Les ONG de protection de l’environnement reçues à Matignon
Paris, le 24 juillet 2012 – En prévision de la tenue les 14 et 15 septembre prochains de la “Conférence environnementale pour une transition écologique” organisée sous l'égide du Ministère de l’Environnement, du Développement durable et de l’Energie, le Premier ministre, Jean-Marc Ayrault, a souhaité en préalable s’entretenir avec les organisations non gouvernementales ayant participé au Grenelle de l’environnement [1].
Après les habituelles formules de politesse et un rappel formel sur l’engagement du Président de la République de « placer le dialogue environnemental au même niveau que le dialogue social », plusieurs points ont été soulignés par Jean-Marc Ayrault et notamment la volonté affichée du gouvernement de faire de la question du développement durable un objectif partagé par tous, et donc impliquant tous les ministères à travers la mise en place de politiques transversales. Les Amis de la Terre ne peuvent qu’approuver cette démarche qui consistera concrètement à ce que chaque ministère se voit remis d’ici la fin de l’année une lettre de cadrage incluant, en plus des contraintes budgétaires, les enjeux de développement durable liés à ses attributions.
Autre point jugé positif par les Amis de la Terre, le rappel fait par le Premier ministre du lancement dès la rentrée 2012 de la réforme du code minier [2], qui dans sa version actuelle n’est pas conforme à la charte de l’environnement car il ne prend pas en compte la nécessité de consultation et la participation du public aux débats sur les choix de projets d’exploration et d’exploitation du sous-sol. L’objectif pour le gouvernement est « de présenter un projet de loi au Conseil d’Etat d’ici la fin de l’année ». Les Amis de la Terre souhaitent être associés à la réflexion préalable à l’écriture du projet de loi, la ministre s’étant engagée à lancer une concertation sur ce thème. Les Amis de la Terre continueront à défendre une interdiction de l’exploration et de l’exploitation des hydrocarbures non conventionnels sur le territoire français, quelle que soit la technique utilisée.

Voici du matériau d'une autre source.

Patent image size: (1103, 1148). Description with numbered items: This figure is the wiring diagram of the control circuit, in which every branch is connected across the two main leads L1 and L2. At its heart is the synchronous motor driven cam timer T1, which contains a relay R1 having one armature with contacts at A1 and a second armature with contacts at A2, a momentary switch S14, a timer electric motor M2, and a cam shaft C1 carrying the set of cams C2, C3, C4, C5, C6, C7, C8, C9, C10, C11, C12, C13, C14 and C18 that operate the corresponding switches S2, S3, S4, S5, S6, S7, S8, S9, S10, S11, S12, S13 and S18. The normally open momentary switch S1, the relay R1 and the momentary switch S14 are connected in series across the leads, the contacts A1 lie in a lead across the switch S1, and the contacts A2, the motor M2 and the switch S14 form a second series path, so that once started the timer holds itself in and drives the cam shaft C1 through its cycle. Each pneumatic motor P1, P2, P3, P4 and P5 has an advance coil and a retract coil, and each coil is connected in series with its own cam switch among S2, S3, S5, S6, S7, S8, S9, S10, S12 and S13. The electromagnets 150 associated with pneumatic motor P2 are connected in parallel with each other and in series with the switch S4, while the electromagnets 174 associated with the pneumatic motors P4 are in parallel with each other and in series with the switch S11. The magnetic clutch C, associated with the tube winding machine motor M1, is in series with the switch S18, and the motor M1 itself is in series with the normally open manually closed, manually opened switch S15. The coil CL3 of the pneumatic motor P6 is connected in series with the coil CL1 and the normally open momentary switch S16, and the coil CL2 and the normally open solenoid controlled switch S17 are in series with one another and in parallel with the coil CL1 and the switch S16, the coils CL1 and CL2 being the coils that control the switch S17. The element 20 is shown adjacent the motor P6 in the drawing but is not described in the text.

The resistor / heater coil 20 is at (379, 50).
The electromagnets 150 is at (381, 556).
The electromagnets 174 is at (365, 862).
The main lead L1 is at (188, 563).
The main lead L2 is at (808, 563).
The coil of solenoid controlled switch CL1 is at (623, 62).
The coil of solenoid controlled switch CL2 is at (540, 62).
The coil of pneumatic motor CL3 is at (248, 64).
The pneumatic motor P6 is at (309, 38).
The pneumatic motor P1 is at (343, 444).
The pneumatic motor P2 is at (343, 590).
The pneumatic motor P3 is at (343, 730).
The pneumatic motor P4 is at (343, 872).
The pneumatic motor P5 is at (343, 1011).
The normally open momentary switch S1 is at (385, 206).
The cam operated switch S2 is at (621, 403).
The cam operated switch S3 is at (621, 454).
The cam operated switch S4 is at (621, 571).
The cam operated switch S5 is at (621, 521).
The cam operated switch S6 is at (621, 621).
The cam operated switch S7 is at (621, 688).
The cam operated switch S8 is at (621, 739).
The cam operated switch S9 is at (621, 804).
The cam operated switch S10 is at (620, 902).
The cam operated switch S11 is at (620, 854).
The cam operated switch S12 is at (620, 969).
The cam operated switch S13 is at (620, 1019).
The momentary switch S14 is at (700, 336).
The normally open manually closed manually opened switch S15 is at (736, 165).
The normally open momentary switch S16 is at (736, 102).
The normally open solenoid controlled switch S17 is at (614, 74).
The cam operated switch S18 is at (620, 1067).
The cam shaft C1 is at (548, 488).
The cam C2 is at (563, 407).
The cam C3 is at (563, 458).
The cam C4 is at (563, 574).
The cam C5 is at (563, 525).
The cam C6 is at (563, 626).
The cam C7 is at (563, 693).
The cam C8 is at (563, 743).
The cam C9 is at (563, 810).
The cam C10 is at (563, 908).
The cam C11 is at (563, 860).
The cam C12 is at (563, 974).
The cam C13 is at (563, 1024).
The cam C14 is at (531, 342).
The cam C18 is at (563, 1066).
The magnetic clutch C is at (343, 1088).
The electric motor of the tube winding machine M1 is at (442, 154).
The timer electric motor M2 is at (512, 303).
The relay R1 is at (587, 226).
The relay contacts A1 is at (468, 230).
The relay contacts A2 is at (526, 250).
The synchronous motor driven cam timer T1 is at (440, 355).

Par ailleurs, les Amis de la Terre réaffirment la nécessité d’une abrogation de l’ensemble des permis exclusifs de recherche d’hydrocarbures liquides ou gazeux existants (plus de 60 permis), ainsi que l’abandon des permis en cours d’instruction (plus de 90 permis). Car les Amis de la Terre rappellent que le problème de l’exploration et de l’exploitation des gaz et huiles de schiste ne se limite pas à la question de la fracturation hydraulique. Selon le Potsdam Institute for Climate Impact Research, contenir le réchauffement global moyen en deçà de 2°C d’ici à la fin du siècle équivaut à n’utiliser que le quart des réserves prouvées en combustibles fossiles (pétrole, gaz et charbon) d’ici à 2050. Dans ces conditions, pourquoi explorer le sous-sol ? Surtout lorsque l’on sait que les subventions aux énergies fossiles représentent actuellement plus de 750 milliards de dollars de fonds publics (590 milliards d’euros) dépensés chaque année pour soutenir la production et la consommation d’énergies fossiles alors que ces moyens financiers pourraient être mieux investis dans le développement des énergies renouvelables et l’adaptation aux changements climatiques. [3]
Actuellement, de nombreux pays Européens s’interrogent sur le fait d’exploiter ou non les gaz et huiles de schiste en raison de leurs forts impacts négatifs environnementaux et sociaux, et de l’opposition des populations locales (Bulgarie, République Tchèque, Grande-Bretagne), les Amis de la Terre approuveraient que le gouvernement français porte ce débat au sein du Parlement européen ; la Commission européenne devant se prononcer sur cette question à la rentrée de septembre.
Enfin, les Amis de la Terre s’étonnent de l’annonce faite par Jean-Marc Ayrault de soutenir le projet de loi de tarification progressive de l’énergie (gaz et électricité) dès la rentrée 2012, avant même que le débat annoncé sur la transition énergétique n’ait commencé, laissant ainsi de côté le
problème de la tarification de l’eau, engagement corolaire du candidat F. Hollande, et ceci alors que l’on sait que la disponibilité et les usages de l’eau seront un des graves problèmes des décennies à venir.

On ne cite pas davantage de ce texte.